Le premier de la dynastie fut "honneste personne Mathurin Gaborit, marchand, de Sainct-Jehan de Montz", qui acquit, le 28 juillet 1505, de "Mre Jehan Vénereau, escuyer, et de damoiselle Françoise de Buzoys, son épouse, du consentiment de Messire Mathurin Vénereau, prestre, leur fils", l'houstel noble de la Bonnetière, "scittué et assiz ès la paroisse de Sainct Urbain", avec toutes ses appartenances et dépendances, maisons, granges, cours, quairuy, prés, pastureaux, terres labourables ou non, bois taillis et de futaye, brandes, tant nobles que rosturières, comprenant en tout 60 journaux de prés et 80 charruyes de terres ou environ, y compris une pièce de terre avec des bois, les Villebons (20 jx), et une autre plantée en bois, brandes et ageons, les Eschardans, et les droits de fief, cens, rentes, terrage y afférents, pour la somme de 295 livres. Jehan Vénereau avait hérité lui-même le domaine de la Bonnetière de ses auteurs, Jacques Vénereau et Tiphaine Chambert (?), qui sont les plus anciens propriétaires du lieu que l'on connaisse. Aveux de ce fief avaient été rendus au seigneur de La Garnache les 28 avril 1486, 26 octobre 1497 et 9 janvier 1505.

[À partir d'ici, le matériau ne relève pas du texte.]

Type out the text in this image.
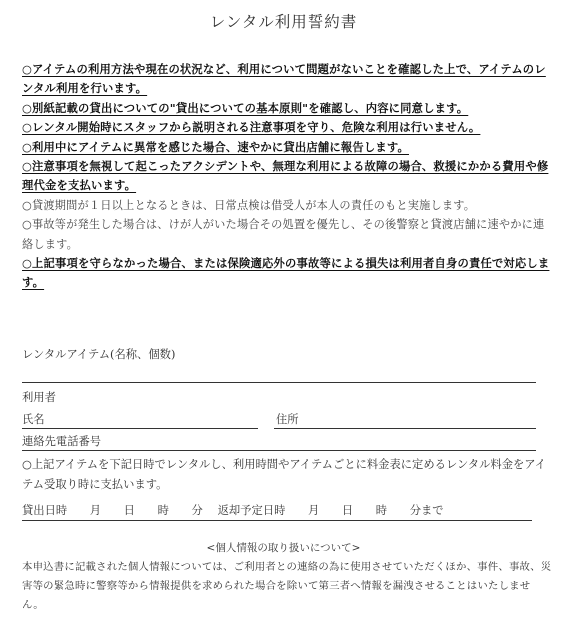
レンタル利用誓約書

○アイテムの利用方法や現在の状況など、利用について問題がないことを確認した上で、アイテムのレンタル利用を行います。

○別紙記載の貸出についての"貸出についての基本原則"を確認し、内容に同意します。

○レンタル開始時にスタッフから説明される注意事項を守り、危険な利用は行いません。

○利用中にアイテムに異常を感じた場合、速やかに貸出店舗に報告します。

○注意事項を無視して起こったアクシデントや、無理な利用による故障の場合、救援にかかる費用や修理代金を支払います。

○貸渡期間が１日以上となるときは、日常点検は借受人が本人の責任のもと実施します。

○事故等が発生した場合は、けが人がいた場合その処置を優先し、その後警察と貸渡店舗に速やかに連絡します。

○上記事項を守らなかった場合、または保険適応外の事故等による損失は利用者自身の責任で対応します。

レンタルアイテム(名称、個数)
利用者
氏名	住所
連絡先電話番号
○上記アイテムを下記日時でレンタルし、利用時間やアイテムごとに料金表に定めるレンタル料金をアイテム受取り時に支払います。
貸出日時　　月　　日　　時　　分　 返却予定日時　　月　　日　　時　　分まで
<個人情報の取り扱いについて>
本申込書に記載された個人情報については、ご利用者との連絡の為に使用させていただくほか、事件、事故、災害等の緊急時に警察等から情報提供を求められた場合を除いて第三者へ情報を漏洩させることはいたしません。
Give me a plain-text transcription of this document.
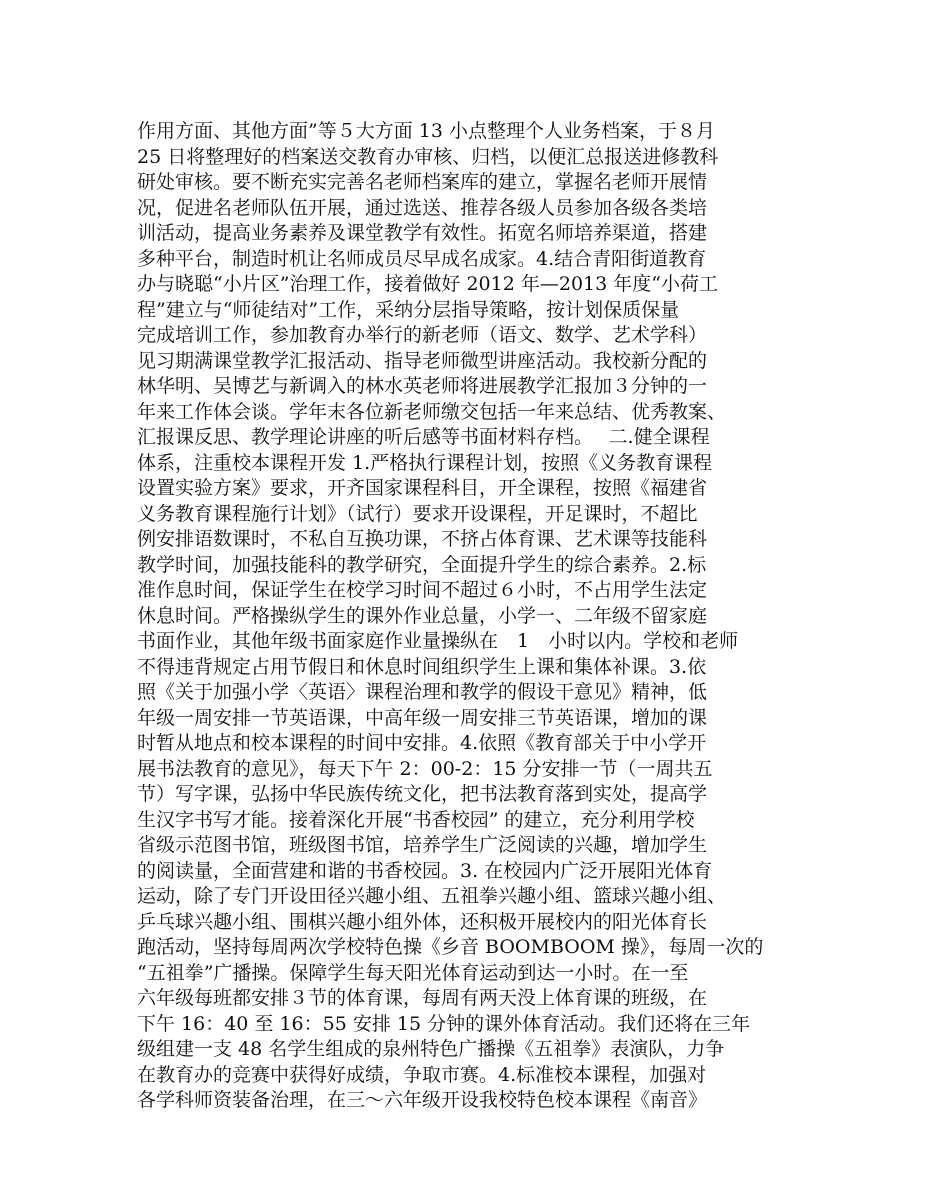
作用方面、其他方面”等５大方面 13 小点整理个人业务档案，于８月
25 日将整理好的档案送交教育办审核、归档，以便汇总报送进修教科
研处审核。要不断充实完善名老师档案库的建立，掌握名老师开展情
况，促进名老师队伍开展，通过选送、推荐各级人员参加各级各类培
训活动，提高业务素养及课堂教学有效性。拓宽名师培养渠道，搭建
多种平台，制造时机让名师成员尽早成名成家。4.结合青阳街道教育
办与晓聪“小片区”治理工作，接着做好 2012 年—2013 年度“小荷工
程”建立与“师徒结对”工作，采纳分层指导策略，按计划保质保量
完成培训工作，参加教育办举行的新老师（语文、数学、艺术学科）
见习期满课堂教学汇报活动、指导老师微型讲座活动。我校新分配的
林华明、吴博艺与新调入的林水英老师将进展教学汇报加３分钟的一
年来工作体会谈。学年末各位新老师缴交包括一年来总结、优秀教案、
汇报课反思、教学理论讲座的听后感等书面材料存档。　 二.健全课程
体系，注重校本课程开发 1.严格执行课程计划，按照《义务教育课程
设置实验方案》要求，开齐国家课程科目，开全课程，按照《福建省
义务教育课程施行计划》（试行）要求开设课程，开足课时，不超比
例安排语数课时，不私自互换功课，不挤占体育课、艺术课等技能科
教学时间，加强技能科的教学研究，全面提升学生的综合素养。2.标
准作息时间，保证学生在校学习时间不超过６小时，不占用学生法定
休息时间。严格操纵学生的课外作业总量，小学一、二年级不留家庭
书面作业，其他年级书面家庭作业量操纵在　1　小时以内。学校和老师
不得违背规定占用节假日和休息时间组织学生上课和集体补课。3.依
照《关于加强小学〈英语〉课程治理和教学的假设干意见》精神，低
年级一周安排一节英语课，中高年级一周安排三节英语课，增加的课
时暂从地点和校本课程的时间中安排。4.依照《教育部关于中小学开
展书法教育的意见》，每天下午 2：00-2：15 分安排一节（一周共五
节）写字课，弘扬中华民族传统文化，把书法教育落到实处，提高学
生汉字书写才能。接着深化开展“书香校园” 的建立，充分利用学校
省级示范图书馆，班级图书馆，培养学生广泛阅读的兴趣，增加学生
的阅读量，全面营建和谐的书香校园。3. 在校园内广泛开展阳光体育
运动，除了专门开设田径兴趣小组、五祖拳兴趣小组、篮球兴趣小组、
乒乓球兴趣小组、围棋兴趣小组外体，还积极开展校内的阳光体育长
跑活动，坚持每周两次学校特色操《乡音 BOOMBOOM 操》，每周一次的
“五祖拳”广播操。保障学生每天阳光体育运动到达一小时。在一至
六年级每班都安排３节的体育课，每周有两天没上体育课的班级，在
下午 16：40 至 16：55 安排 15 分钟的课外体育活动。我们还将在三年
级组建一支 48 名学生组成的泉州特色广播操《五祖拳》表演队，力争
在教育办的竞赛中获得好成绩，争取市赛。4.标准校本课程，加强对
各学科师资装备治理，在三～六年级开设我校特色校本课程《南音》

Pendant plus de deux siècles, les Gabory devaient couvrir de leur signature les registres paroissiaux de Saint-Gervais et de Saint-Urbain. A la Bonnetière même se succédèrent Pierre de Gaborit, époux de Jehanne Redoys (10 novembre 1524) ; Symon Gaborit, époux de damoyselle Jehanne du Boys Riou (1555 ...) ; René de Gaborit (aveu du 4 janvier 1562, transaction du 16 septembre 1582, aveux du 21 février 1585, 28 mai 1603 ...) ; Jehan de Gabory, escuyer (aveux 5 août 1606, 11 juin 1617 ...), seigneur chastellain de la Bonnetière, la Salle-Berthelot, la Mouraynerie et autres lieux, dnt en son chastel de la Bonnetière ... (8 juillet 1630). Celui-ci semble avoir passé la majeure partie de son temps aux Sables-d'Olonne, où il avait épousé demoiselle Françoise Jousselin, d'une vieille famille ayant tenu une certaine place dans les affaires de la cité.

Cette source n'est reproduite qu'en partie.